Since, L.H.S. = R.H.S.,

Hence proved, that

$\dfrac{x^3}{a^2} + \dfrac{y^3}{b^2} + \dfrac{z^3}{c^2} = \dfrac{(x + y + z)^3}{(a + b + c)^2}$

(ii) Let $\dfrac{x}{a} = \dfrac{y}{b} = \dfrac{z}{c} = k$

∴ x = ak, y = bk, z = ck.

$\text{L.H.S.} = \Big(\dfrac{a^2x^2 + b^2y^2 + c^2z^2}{a^3x + b^3y + c^3}\Big)^3 \\[1em] = \Big(\dfrac{a^2(ak)x + b^2(bk)y + c^2(ck)z}{a^3x + b^3y + c^3z}\Big)^3 \\[1em] = \Big(\dfrac{a^3xk + b^3yk + c^3zk}{a^3x + b^3y + c^3z}\Big)^3 \\[1em] = \dfrac{k^3(a^3x + b^3y + c^3z)^3}{(a^3x + b^3y + c^3z)^3} \\[1em] = k^3 \\[1em] = k \times k \times k \\[1em] = \dfrac{x}{a} \times \dfrac{y}{b} \times \dfrac{z}{c} \\[1em] = \dfrac{xyz}{abc} = \text{R.H.S.}$

Since, L.H.S. = R.H.S.

Hence proved, that $\Big(\dfrac{a^2x^2 + b^2y^2 + c^2z^2}{a^3x + b^3y + c^3z}\Big)^3 = \dfrac{xyz}{abc}$.

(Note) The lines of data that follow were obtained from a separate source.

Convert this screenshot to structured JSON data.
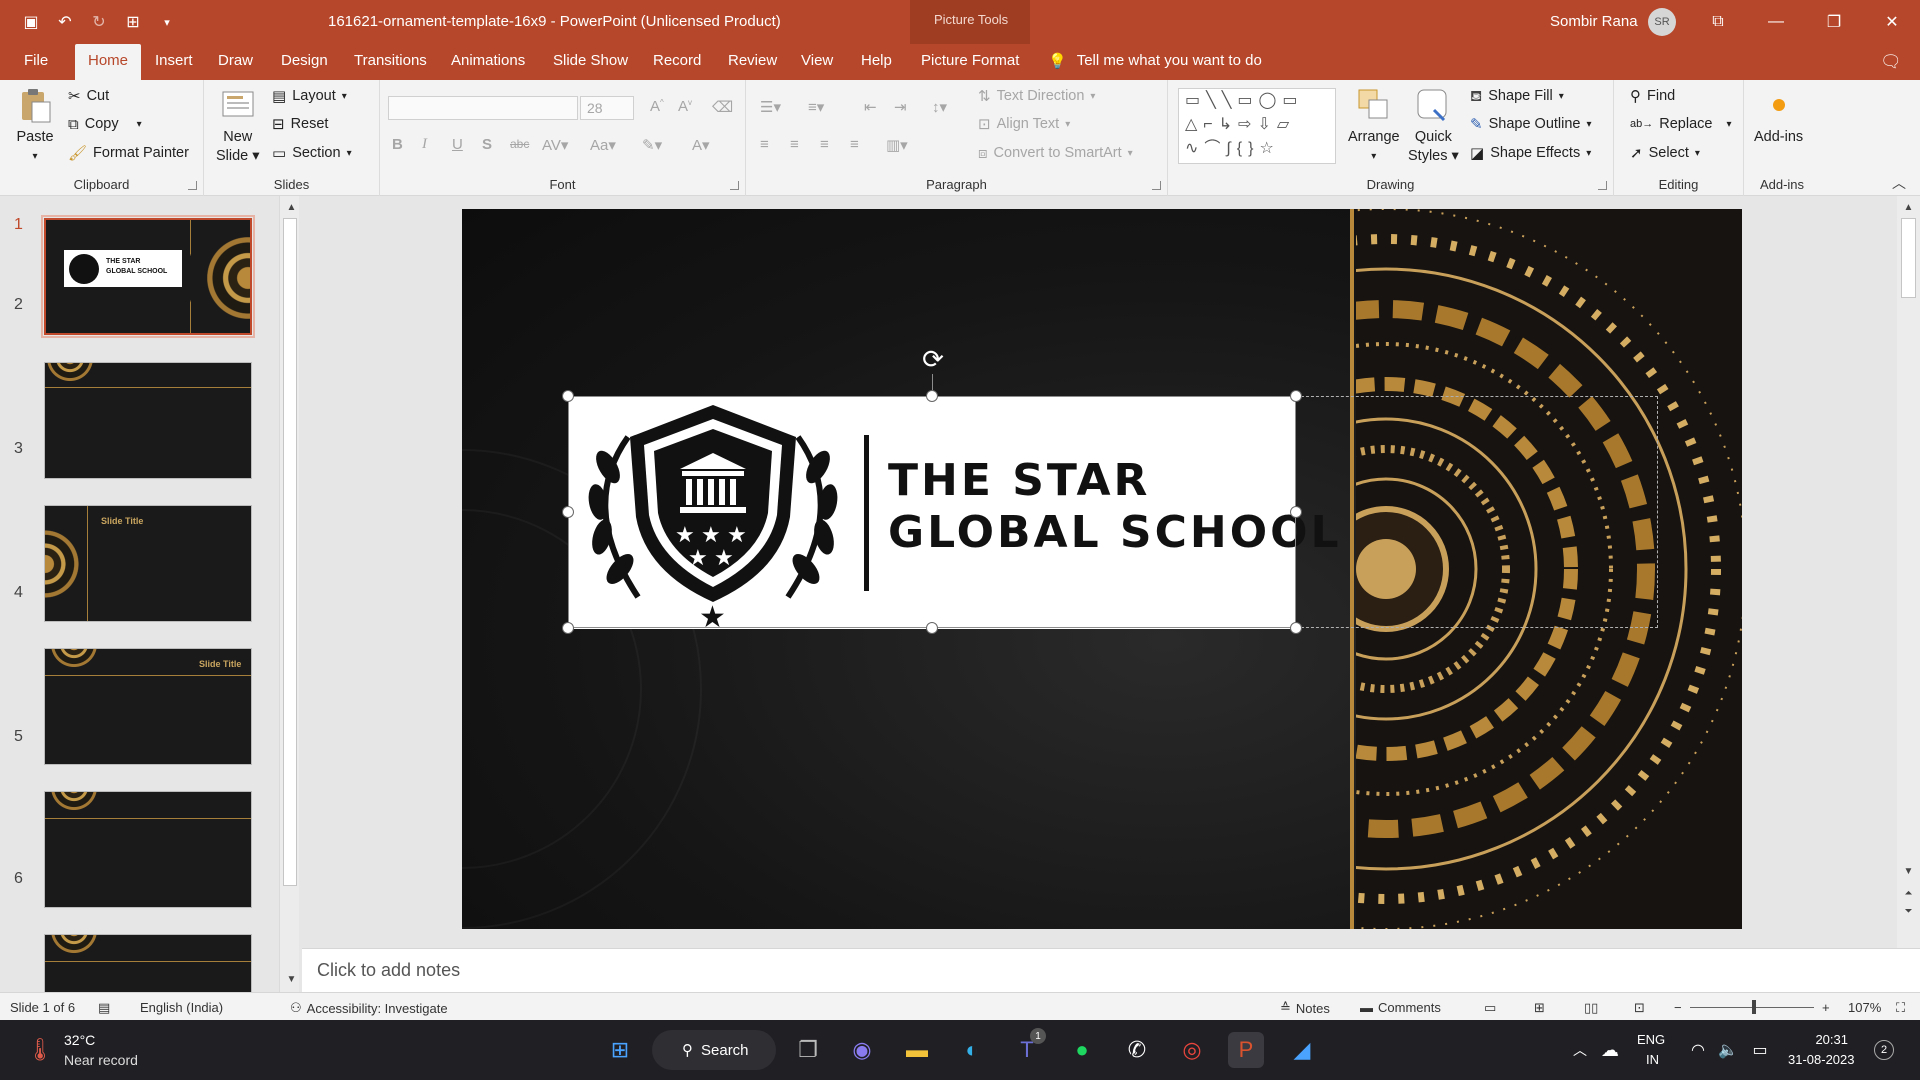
{
  "app": {
    "doc_title": "161621-ornament-template-16x9  -  PowerPoint (Unlicensed Product)",
    "context_tab_group": "Picture Tools",
    "user_name": "Sombir Rana",
    "user_initials": "SR"
  },
  "tabs": [
    "File",
    "Home",
    "Insert",
    "Draw",
    "Design",
    "Transitions",
    "Animations",
    "Slide Show",
    "Record",
    "Review",
    "View",
    "Help",
    "Picture Format"
  ],
  "active_tab": "Home",
  "tell_me": "Tell me what you want to do",
  "ribbon": {
    "clipboard": {
      "label": "Clipboard",
      "paste": "Paste",
      "cut": "Cut",
      "copy": "Copy",
      "format_painter": "Format Painter"
    },
    "slides": {
      "label": "Slides",
      "new_slide_1": "New",
      "new_slide_2": "Slide",
      "layout": "Layout",
      "reset": "Reset",
      "section": "Section"
    },
    "font": {
      "label": "Font",
      "font_name": "",
      "font_size": "28"
    },
    "paragraph": {
      "label": "Paragraph",
      "text_direction": "Text Direction",
      "align_text": "Align Text",
      "convert_smartart": "Convert to SmartArt"
    },
    "drawing": {
      "label": "Drawing",
      "arrange": "Arrange",
      "quick_styles_1": "Quick",
      "quick_styles_2": "Styles",
      "shape_fill": "Shape Fill",
      "shape_outline": "Shape Outline",
      "shape_effects": "Shape Effects"
    },
    "editing": {
      "label": "Editing",
      "find": "Find",
      "replace": "Replace",
      "select": "Select"
    },
    "addins": {
      "label": "Add-ins",
      "button": "Add-ins"
    }
  },
  "thumbnails": [
    {
      "num": "1",
      "title": ""
    },
    {
      "num": "2",
      "title": ""
    },
    {
      "num": "3",
      "title": "Slide Title"
    },
    {
      "num": "4",
      "title": "Slide Title"
    },
    {
      "num": "5",
      "title": ""
    },
    {
      "num": "6",
      "title": ""
    }
  ],
  "thumb1_logo_text_1": "THE STAR",
  "thumb1_logo_text_2": "GLOBAL SCHOOL",
  "slide": {
    "logo_line1": "THE STAR",
    "logo_line2": "GLOBAL SCHOOL"
  },
  "notes_placeholder": "Click to add notes",
  "status": {
    "slide_counter": "Slide 1 of 6",
    "language": "English (India)",
    "accessibility": "Accessibility: Investigate",
    "notes": "Notes",
    "comments": "Comments",
    "zoom": "107%"
  },
  "taskbar": {
    "temp": "32°C",
    "weather": "Near record",
    "search": "Search",
    "teams_badge": "1",
    "lang1": "ENG",
    "lang2": "IN",
    "time": "20:31",
    "date": "31-08-2023",
    "notifications": "2"
  },
  "colors": {
    "accent": "#b7472a",
    "gold": "#b8893a"
  }
}
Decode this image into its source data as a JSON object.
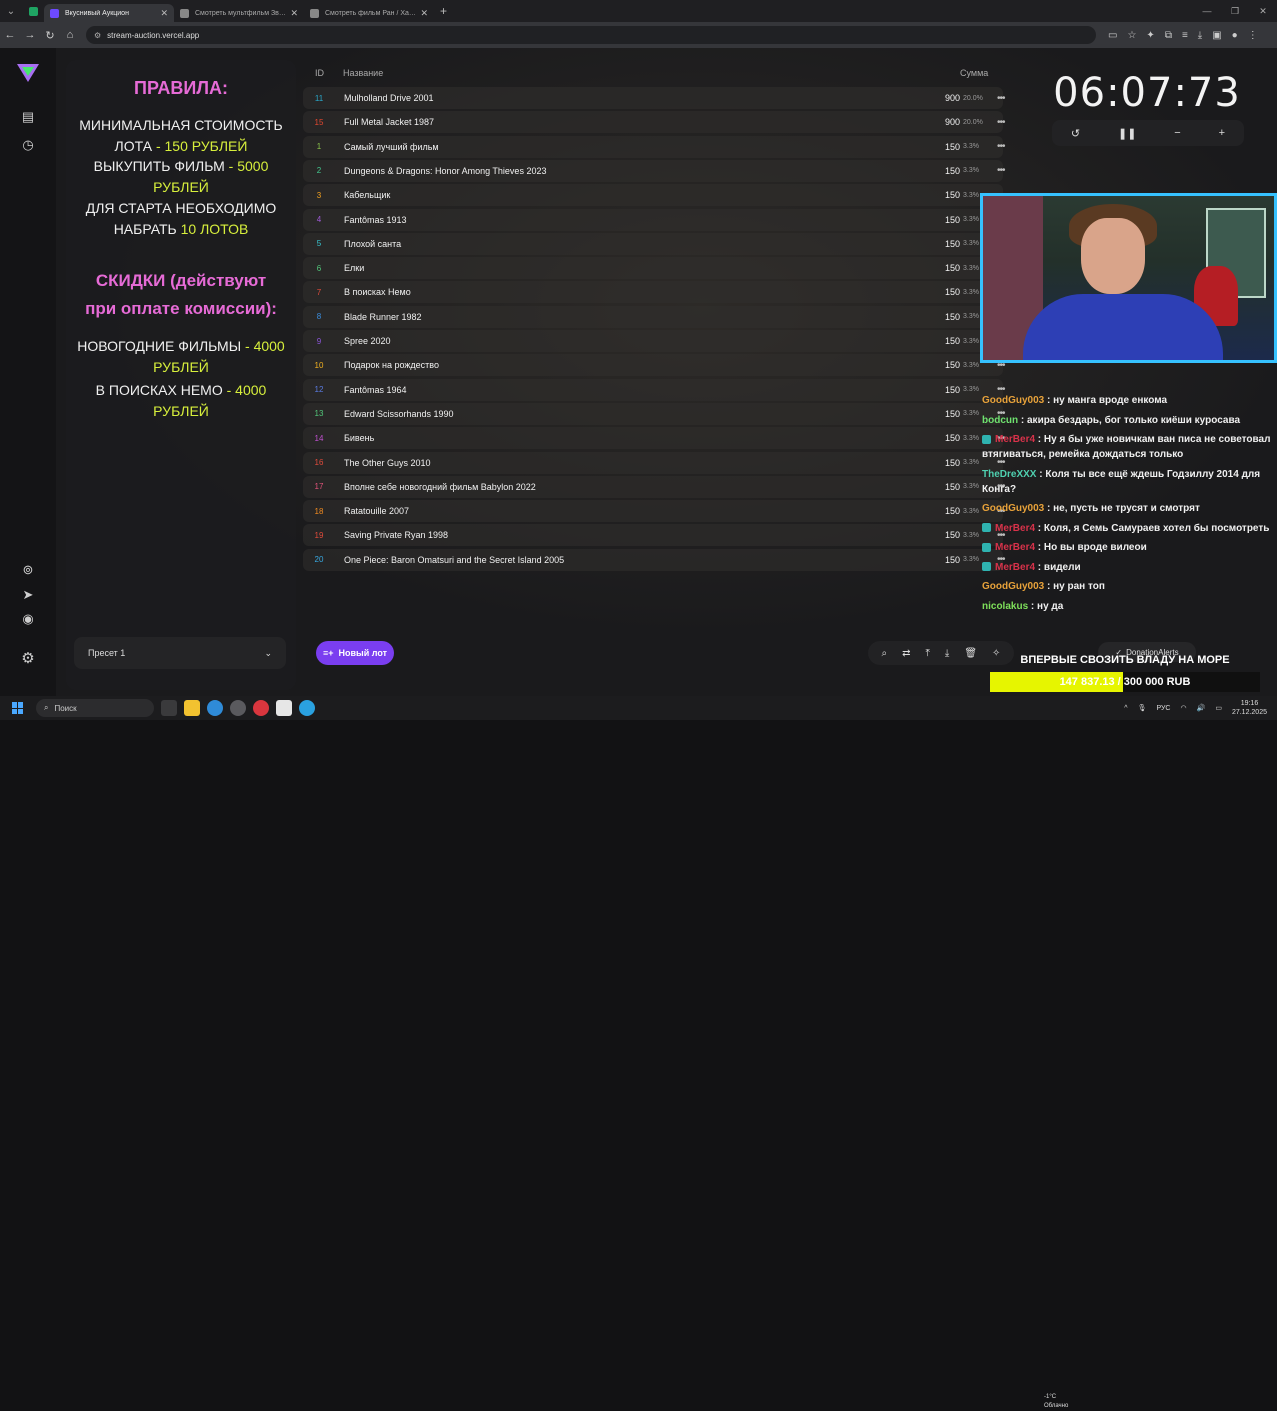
{
  "browser": {
    "tabs": [
      {
        "title": "Вкуснивый Аукцион",
        "active": true,
        "color": "#6d4aff"
      },
      {
        "title": "Смотреть мультфильм Звероп",
        "active": false,
        "color": "#888888"
      },
      {
        "title": "Смотреть фильм Ран / Хаос он",
        "active": false,
        "color": "#888888"
      }
    ],
    "url": "stream-auction.vercel.app"
  },
  "rules": {
    "title": "ПРАВИЛА:",
    "line1": "МИНИМАЛЬНАЯ СТОИМОСТЬ ЛОТА",
    "line1_hl": " - 150 РУБЛЕЙ",
    "line2": "ВЫКУПИТЬ ФИЛЬМ",
    "line2_hl": " - 5000 РУБЛЕЙ",
    "line3": "ДЛЯ СТАРТА НЕОБХОДИМО НАБРАТЬ",
    "line3_hl": " 10 ЛОТОВ",
    "discount_title": "СКИДКИ (действуют при оплате комиссии):",
    "line4": "НОВОГОДНИЕ ФИЛЬМЫ",
    "line4_hl": " - 4000 РУБЛЕЙ",
    "line5": "В ПОИСКАХ НЕМО",
    "line5_hl": " - 4000 РУБЛЕЙ"
  },
  "preset": {
    "label": "Пресет 1"
  },
  "table": {
    "headers": {
      "id": "ID",
      "name": "Название",
      "sum": "Сумма"
    },
    "rows": [
      {
        "id": "11",
        "name": "Mulholland Drive 2001",
        "amount": "900",
        "pct": "20.0%",
        "color": "#2aa7c9"
      },
      {
        "id": "15",
        "name": "Full Metal Jacket 1987",
        "amount": "900",
        "pct": "20.0%",
        "color": "#e2472f"
      },
      {
        "id": "1",
        "name": "Самый лучший фильм",
        "amount": "150",
        "pct": "3.3%",
        "color": "#8bc34a"
      },
      {
        "id": "2",
        "name": "Dungeons & Dragons: Honor Among Thieves 2023",
        "amount": "150",
        "pct": "3.3%",
        "color": "#43c98f"
      },
      {
        "id": "3",
        "name": "Кабельщик",
        "amount": "150",
        "pct": "3.3%",
        "color": "#f0a020"
      },
      {
        "id": "4",
        "name": "Fantômas 1913",
        "amount": "150",
        "pct": "3.3%",
        "color": "#a05ad8"
      },
      {
        "id": "5",
        "name": "Плохой санта",
        "amount": "150",
        "pct": "3.3%",
        "color": "#38c4cf"
      },
      {
        "id": "6",
        "name": "Елки",
        "amount": "150",
        "pct": "3.3%",
        "color": "#52c77a"
      },
      {
        "id": "7",
        "name": "В поисках Немо",
        "amount": "150",
        "pct": "3.3%",
        "color": "#e04b3b"
      },
      {
        "id": "8",
        "name": "Blade Runner 1982",
        "amount": "150",
        "pct": "3.3%",
        "color": "#3b8fe0"
      },
      {
        "id": "9",
        "name": "Spree 2020",
        "amount": "150",
        "pct": "3.3%",
        "color": "#8b55d8"
      },
      {
        "id": "10",
        "name": "Подарок на рождество",
        "amount": "150",
        "pct": "3.3%",
        "color": "#f0b020"
      },
      {
        "id": "12",
        "name": "Fantômas 1964",
        "amount": "150",
        "pct": "3.3%",
        "color": "#5a7be0"
      },
      {
        "id": "13",
        "name": "Edward Scissorhands 1990",
        "amount": "150",
        "pct": "3.3%",
        "color": "#52c77a"
      },
      {
        "id": "14",
        "name": "Бивень",
        "amount": "150",
        "pct": "3.3%",
        "color": "#c050d0"
      },
      {
        "id": "16",
        "name": "The Other Guys 2010",
        "amount": "150",
        "pct": "3.3%",
        "color": "#e04b3b"
      },
      {
        "id": "17",
        "name": "Вполне себе новогодний фильм Babylon 2022",
        "amount": "150",
        "pct": "3.3%",
        "color": "#e0527a"
      },
      {
        "id": "18",
        "name": "Ratatouille 2007",
        "amount": "150",
        "pct": "3.3%",
        "color": "#f08a20"
      },
      {
        "id": "19",
        "name": "Saving Private Ryan 1998",
        "amount": "150",
        "pct": "3.3%",
        "color": "#e04b3b"
      },
      {
        "id": "20",
        "name": "One Piece: Baron Omatsuri and the Secret Island 2005",
        "amount": "150",
        "pct": "3.3%",
        "color": "#38a8e0"
      }
    ]
  },
  "new_lot": {
    "label": "Новый лот"
  },
  "timer": {
    "value": "06:07:73"
  },
  "chat": [
    {
      "user": "GoodGuy003",
      "color": "#e8a23a",
      "badge": false,
      "text": " : ну манга вроде енкома"
    },
    {
      "user": "bodcun",
      "color": "#6fe26f",
      "badge": false,
      "text": " : акира бездарь, бог только киёши куросава"
    },
    {
      "user": "MerBer4",
      "color": "#d8324a",
      "badge": true,
      "text": " : Ну я бы уже новичкам ван писа не советовал втягиваться, ремейка дождаться только"
    },
    {
      "user": "TheDreXXX",
      "color": "#4fd0b0",
      "badge": false,
      "text": " : Коля ты все ещё ждешь Годзиллу 2014 для Конга?"
    },
    {
      "user": "GoodGuy003",
      "color": "#e8a23a",
      "badge": false,
      "text": " : не, пусть не трусят и смотрят"
    },
    {
      "user": "MerBer4",
      "color": "#d8324a",
      "badge": true,
      "text": " : Коля, я Семь Самураев хотел бы посмотреть"
    },
    {
      "user": "MerBer4",
      "color": "#d8324a",
      "badge": true,
      "text": " : Но вы вроде вилеои"
    },
    {
      "user": "MerBer4",
      "color": "#d8324a",
      "badge": true,
      "text": " : видели"
    },
    {
      "user": "GoodGuy003",
      "color": "#e8a23a",
      "badge": false,
      "text": " : ну ран топ"
    },
    {
      "user": "nicolakus",
      "color": "#7ee05a",
      "badge": false,
      "text": " : ну да"
    }
  ],
  "donation": {
    "service": "DonationAlerts",
    "goal_title": "ВПЕРВЫЕ СВОЗИТЬ ВЛАДУ НА МОРЕ",
    "goal_text": "147 837.13 / 300 000 RUB",
    "goal_fraction": 0.4928
  },
  "taskbar": {
    "search": "Поиск",
    "weather_temp": "-1°C",
    "weather_desc": "Облачно",
    "lang": "РУС",
    "time": "19:16",
    "date": "27.12.2025"
  }
}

(iii) Let $\dfrac{x}{a} = \dfrac{y}{b} = \dfrac{z}{c} = k$

∴ x = ak, y = bk, z = ck.

$\text{L.H.S.} = \dfrac{ax - by}{(a + b)(x - y)} + \dfrac{by - cz}{(b + c)(y - z)} + \dfrac{cz - ax}{(c + a)(z - x)} \\[1em] = \dfrac{a(ak) - b(bk)}{(a + b)((ak) - (bk))} + \dfrac{b(bk) - c(ck)}{(b + c)(bk - ck)} + \dfrac{c(ck) - a(ak)}{(c + a)(ck - ak)} \\[1em] = \dfrac{a^2k - b^2k}{k(a + b)(a - b)} + \dfrac{b^2k - c^2k}{k(b + c)(b - c)} + \dfrac{c^2k - a^2k}{k(c + a)(c - a)} \\[1em] = \dfrac{k(a^2 - b^2)}{k(a^2 - b^2)} + \dfrac{k(b^2 - c^2)}{k(b^2 - c^2)} + \dfrac{k(c^2 - a^2)}{k(c^2 - a^2)} \\[1em] = 1 + 1 + 1 \\[1em] = 3 = \text{R.H.S.}$

Since, L.H.S. = R.H.S. hence proved that,

$\dfrac{ax - by}{(a + b)(x - y)} + \dfrac{by - cz}{(b + c)(y - z)} + \dfrac{cz - ax}{(c + a)(z - x)} = 3.$